TSG-6: a multifunctional protein associated with inflammation

TSG-6 expression is upregulated in many cell types in response to a variety of proinflammatory mediators and growth factors. This protein is detected in several inflammatory disease states (e.g. rheumatoid arthritis) and in the context of inflammation-like processes, such as ovulation, and is often associated with extracellular matrix remodelling. TSG-6 has anti-inflammatory and chondroprotective effects in various models of inflammation and arthritis, which suggest that it is a component of a negative feedback loop capable of downregulating the inflammatory response. Growing evidence also indicates that TSG-6 acts as a crucial factor in ovulation by influencing the expansion of the hyaluronan-rich cumulus extracellular matrix in the preovulatory follicle. TSG-6 is a member of the Link module superfamily and binds to hyaluronan (a vital component of extracellular matrix), as well as other glycosaminoglycans, via its Link module. In addition, TSG-6 forms both covalent and non-covalent complexes with inter-alpha-inhibitor (a serine protease inhibitor present at high levels in serum) and potentiates its anti-plasmin activity.

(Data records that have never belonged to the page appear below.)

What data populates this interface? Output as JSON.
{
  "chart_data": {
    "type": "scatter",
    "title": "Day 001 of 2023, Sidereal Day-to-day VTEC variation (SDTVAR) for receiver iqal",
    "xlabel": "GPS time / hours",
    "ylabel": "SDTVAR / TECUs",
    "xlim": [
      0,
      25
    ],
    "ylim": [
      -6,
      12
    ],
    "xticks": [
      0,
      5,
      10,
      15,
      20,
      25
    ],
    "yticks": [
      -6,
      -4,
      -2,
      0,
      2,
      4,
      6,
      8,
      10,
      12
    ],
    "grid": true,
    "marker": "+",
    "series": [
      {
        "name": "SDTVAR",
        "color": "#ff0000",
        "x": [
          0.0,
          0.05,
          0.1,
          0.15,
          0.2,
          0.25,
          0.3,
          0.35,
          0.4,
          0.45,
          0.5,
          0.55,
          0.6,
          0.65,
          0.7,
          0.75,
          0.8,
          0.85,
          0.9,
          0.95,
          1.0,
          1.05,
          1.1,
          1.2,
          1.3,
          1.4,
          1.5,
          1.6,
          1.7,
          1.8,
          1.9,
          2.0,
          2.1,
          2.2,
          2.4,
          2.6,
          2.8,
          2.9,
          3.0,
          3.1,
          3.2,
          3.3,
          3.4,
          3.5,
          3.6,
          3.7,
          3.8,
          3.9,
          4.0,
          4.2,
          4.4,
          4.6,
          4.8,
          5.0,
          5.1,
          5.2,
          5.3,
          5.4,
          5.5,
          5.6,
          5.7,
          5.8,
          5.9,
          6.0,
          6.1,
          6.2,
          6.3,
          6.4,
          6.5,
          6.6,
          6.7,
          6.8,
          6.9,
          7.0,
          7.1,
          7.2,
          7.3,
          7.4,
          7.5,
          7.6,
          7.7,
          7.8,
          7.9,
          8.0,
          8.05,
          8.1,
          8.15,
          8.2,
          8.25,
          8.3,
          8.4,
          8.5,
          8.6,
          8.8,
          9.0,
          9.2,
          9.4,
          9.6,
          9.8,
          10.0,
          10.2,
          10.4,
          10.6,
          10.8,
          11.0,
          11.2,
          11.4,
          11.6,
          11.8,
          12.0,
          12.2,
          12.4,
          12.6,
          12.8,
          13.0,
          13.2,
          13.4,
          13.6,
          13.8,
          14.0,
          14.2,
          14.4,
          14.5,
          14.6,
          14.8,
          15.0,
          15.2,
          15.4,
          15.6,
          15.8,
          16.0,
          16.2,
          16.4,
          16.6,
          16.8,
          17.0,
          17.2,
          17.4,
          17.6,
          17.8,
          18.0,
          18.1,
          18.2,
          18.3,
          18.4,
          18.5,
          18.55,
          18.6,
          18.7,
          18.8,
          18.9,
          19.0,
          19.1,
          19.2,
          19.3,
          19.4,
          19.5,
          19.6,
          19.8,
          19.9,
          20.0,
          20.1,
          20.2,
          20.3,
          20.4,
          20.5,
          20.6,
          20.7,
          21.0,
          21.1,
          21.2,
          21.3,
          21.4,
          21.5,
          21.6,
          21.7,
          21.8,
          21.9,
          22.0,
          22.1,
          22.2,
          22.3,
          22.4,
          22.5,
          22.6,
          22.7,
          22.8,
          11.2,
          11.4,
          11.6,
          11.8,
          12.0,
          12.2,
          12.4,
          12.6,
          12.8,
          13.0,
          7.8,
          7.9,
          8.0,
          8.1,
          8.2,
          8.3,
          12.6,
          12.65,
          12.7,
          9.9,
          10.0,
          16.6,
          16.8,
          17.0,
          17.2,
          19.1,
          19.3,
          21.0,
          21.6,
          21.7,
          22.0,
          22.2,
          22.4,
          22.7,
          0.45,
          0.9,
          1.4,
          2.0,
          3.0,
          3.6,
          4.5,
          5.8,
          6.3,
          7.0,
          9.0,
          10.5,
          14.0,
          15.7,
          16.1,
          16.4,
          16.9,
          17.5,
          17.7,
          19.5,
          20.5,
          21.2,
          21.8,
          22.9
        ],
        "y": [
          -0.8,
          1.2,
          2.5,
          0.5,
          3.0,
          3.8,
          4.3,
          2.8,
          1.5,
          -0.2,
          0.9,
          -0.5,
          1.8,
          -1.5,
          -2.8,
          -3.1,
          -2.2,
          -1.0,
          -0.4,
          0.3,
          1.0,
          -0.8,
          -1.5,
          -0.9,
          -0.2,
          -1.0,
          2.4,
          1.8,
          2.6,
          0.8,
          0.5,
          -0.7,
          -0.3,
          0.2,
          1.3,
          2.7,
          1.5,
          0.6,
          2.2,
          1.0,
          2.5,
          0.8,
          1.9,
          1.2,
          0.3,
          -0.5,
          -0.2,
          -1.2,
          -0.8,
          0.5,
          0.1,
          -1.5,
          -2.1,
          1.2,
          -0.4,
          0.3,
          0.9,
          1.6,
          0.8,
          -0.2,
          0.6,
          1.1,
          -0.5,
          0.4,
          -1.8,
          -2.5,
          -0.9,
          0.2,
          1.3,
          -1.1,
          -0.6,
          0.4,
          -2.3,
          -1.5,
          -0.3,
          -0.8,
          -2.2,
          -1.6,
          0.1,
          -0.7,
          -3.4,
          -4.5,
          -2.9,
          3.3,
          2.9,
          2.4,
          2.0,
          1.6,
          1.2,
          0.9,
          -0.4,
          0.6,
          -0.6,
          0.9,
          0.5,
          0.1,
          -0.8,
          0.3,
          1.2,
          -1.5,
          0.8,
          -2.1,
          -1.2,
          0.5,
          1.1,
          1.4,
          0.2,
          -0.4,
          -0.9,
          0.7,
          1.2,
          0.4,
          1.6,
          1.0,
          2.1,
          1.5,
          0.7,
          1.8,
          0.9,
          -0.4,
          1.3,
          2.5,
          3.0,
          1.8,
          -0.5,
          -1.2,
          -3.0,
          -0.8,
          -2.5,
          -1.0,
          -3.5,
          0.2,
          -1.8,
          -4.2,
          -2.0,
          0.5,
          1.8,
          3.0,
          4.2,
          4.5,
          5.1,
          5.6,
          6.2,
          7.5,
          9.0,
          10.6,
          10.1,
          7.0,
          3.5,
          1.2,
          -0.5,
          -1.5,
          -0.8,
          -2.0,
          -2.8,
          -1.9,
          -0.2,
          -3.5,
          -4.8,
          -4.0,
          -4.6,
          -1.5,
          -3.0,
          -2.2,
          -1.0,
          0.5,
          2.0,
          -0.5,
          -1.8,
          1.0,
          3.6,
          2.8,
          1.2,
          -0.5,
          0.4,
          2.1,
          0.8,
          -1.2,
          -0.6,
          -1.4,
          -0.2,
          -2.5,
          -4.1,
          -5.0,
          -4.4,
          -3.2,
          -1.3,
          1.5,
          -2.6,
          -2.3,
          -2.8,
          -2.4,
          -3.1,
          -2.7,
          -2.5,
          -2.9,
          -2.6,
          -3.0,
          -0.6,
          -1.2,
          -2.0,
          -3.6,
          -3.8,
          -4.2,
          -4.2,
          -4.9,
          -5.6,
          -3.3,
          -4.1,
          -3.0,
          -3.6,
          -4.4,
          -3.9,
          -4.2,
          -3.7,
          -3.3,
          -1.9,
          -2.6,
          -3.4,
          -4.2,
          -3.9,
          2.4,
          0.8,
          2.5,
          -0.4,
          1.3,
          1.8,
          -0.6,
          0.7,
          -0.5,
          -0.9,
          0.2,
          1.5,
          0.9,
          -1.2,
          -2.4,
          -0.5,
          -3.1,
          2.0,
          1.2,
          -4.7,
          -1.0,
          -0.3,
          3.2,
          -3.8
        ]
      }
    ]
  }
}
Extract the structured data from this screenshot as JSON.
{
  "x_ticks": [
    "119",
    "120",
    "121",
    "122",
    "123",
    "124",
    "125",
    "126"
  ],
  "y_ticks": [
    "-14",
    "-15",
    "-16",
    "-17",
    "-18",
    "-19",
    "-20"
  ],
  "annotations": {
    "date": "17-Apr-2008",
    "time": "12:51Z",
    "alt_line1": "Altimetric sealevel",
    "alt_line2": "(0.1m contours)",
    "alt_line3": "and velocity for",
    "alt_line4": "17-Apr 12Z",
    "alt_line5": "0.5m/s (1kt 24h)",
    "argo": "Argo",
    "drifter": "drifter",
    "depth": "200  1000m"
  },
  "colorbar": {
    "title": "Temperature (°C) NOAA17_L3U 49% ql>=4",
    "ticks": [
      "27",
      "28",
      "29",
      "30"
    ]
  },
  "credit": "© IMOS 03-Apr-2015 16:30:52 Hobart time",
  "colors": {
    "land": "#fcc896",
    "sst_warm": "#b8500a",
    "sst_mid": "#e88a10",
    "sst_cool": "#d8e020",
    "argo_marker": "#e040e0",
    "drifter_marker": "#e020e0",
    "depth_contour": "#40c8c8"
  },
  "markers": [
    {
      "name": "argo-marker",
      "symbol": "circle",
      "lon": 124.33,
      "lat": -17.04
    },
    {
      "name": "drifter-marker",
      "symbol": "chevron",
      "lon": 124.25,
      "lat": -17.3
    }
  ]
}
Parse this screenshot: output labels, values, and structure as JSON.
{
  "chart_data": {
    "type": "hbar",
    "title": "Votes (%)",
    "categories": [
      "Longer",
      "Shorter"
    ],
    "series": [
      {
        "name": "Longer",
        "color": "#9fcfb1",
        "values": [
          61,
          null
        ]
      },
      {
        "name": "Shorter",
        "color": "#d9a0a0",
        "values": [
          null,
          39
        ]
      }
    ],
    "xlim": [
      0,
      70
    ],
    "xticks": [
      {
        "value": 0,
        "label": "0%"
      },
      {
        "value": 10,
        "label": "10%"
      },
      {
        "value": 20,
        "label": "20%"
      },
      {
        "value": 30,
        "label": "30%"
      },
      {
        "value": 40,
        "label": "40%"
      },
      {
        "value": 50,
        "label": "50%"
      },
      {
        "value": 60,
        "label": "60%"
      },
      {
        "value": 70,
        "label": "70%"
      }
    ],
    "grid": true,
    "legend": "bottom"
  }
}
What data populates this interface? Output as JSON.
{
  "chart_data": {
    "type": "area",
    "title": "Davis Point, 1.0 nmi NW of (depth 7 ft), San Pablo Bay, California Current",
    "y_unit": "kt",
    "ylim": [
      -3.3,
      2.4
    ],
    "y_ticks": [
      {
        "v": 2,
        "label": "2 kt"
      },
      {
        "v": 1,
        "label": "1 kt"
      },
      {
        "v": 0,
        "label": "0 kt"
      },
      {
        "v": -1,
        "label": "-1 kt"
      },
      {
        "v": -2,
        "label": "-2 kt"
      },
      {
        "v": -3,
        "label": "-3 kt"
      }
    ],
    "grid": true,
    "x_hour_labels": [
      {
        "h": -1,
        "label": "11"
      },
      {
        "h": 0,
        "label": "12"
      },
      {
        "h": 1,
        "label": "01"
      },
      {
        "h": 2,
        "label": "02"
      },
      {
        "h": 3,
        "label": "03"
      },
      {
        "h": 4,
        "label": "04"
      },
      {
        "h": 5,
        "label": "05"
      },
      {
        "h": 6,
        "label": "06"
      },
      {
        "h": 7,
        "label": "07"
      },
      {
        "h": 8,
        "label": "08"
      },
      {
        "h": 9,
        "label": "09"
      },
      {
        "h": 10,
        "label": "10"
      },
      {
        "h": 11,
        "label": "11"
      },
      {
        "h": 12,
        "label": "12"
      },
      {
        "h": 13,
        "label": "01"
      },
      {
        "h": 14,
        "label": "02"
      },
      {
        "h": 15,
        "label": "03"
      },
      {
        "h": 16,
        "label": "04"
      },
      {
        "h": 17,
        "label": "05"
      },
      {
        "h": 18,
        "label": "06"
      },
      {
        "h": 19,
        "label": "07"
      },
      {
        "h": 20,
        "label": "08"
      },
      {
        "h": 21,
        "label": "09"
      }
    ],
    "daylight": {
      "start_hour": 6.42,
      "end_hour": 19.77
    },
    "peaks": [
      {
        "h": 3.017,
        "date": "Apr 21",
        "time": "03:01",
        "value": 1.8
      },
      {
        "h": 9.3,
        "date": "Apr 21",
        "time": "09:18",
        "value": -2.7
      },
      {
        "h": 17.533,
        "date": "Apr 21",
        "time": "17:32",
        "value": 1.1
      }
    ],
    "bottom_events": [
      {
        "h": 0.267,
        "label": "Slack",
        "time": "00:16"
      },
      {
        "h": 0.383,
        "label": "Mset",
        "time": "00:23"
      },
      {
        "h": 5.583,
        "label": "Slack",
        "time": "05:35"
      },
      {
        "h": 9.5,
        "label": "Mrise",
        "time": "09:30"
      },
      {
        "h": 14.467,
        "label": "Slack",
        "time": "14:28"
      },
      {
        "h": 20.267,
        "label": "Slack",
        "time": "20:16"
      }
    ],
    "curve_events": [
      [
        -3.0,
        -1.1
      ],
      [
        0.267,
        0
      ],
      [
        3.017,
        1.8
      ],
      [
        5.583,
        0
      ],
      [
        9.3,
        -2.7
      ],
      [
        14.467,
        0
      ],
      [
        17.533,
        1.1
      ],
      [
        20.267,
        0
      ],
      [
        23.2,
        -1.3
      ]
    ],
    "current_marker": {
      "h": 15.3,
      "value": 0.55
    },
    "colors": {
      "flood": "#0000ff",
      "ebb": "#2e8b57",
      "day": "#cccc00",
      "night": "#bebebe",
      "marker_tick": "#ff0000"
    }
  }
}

Decreased expression of tumor necrosis factor-alpha-stimulated gene 6 in cumulus cells of the cyclooxygenase-2 and EP2 null mice

Ovulation, the release of fertilizable oocytes from mature follicles, involves tissue remodeling and increased prostaglandin (PG) signaling. Cyclooxygenase (COX)-2 is the rate-limiting enzyme during PG synthesis. Female mice null for either COX-2 or the PGE(2) receptor EP2 are infertile, show decreased ovulation, and exhibit abnormal cumulus expansion. Cumulus expansion is the production of a complex extracellular matrix surrounding the cumulus-oocyte complex (COC). Matrix components consist of hyaluronan, proteoglycans, and proteins with hyaluronan binding domains. One such hyaluronan binding protein is TNFalpha-stimulated gene 6 (TSG-6). By various methods, we show induction of TSG-6 and hyaluronan synthase-2 mRNA in ovaries of mice treated with pregnant mare serum gonadotropin and human chorionic gonadotropin. By in situ hybridization, we show that both genes are expressed in periantral mural granulosa cells and cumulus cells of the mouse ovary. Notably, RT-PCR and in situ hybridization show that TSG-6 mRNA but not hyaluronan synthase-2 mRNA expression is selectively reduced in cumulus cells of COX-2 and EP2 null mice. Western analysis further confirms that TSG-6 protein is reduced in isolated COCs but remains covalently associated with inter alpha-trypsin inhibitor in COX-2 null mice. These observations identify TSG-6 as a target of PG action and show that its production in ovulatory follicles is associated with proper formation of the cumulus-derived extracellular matrix.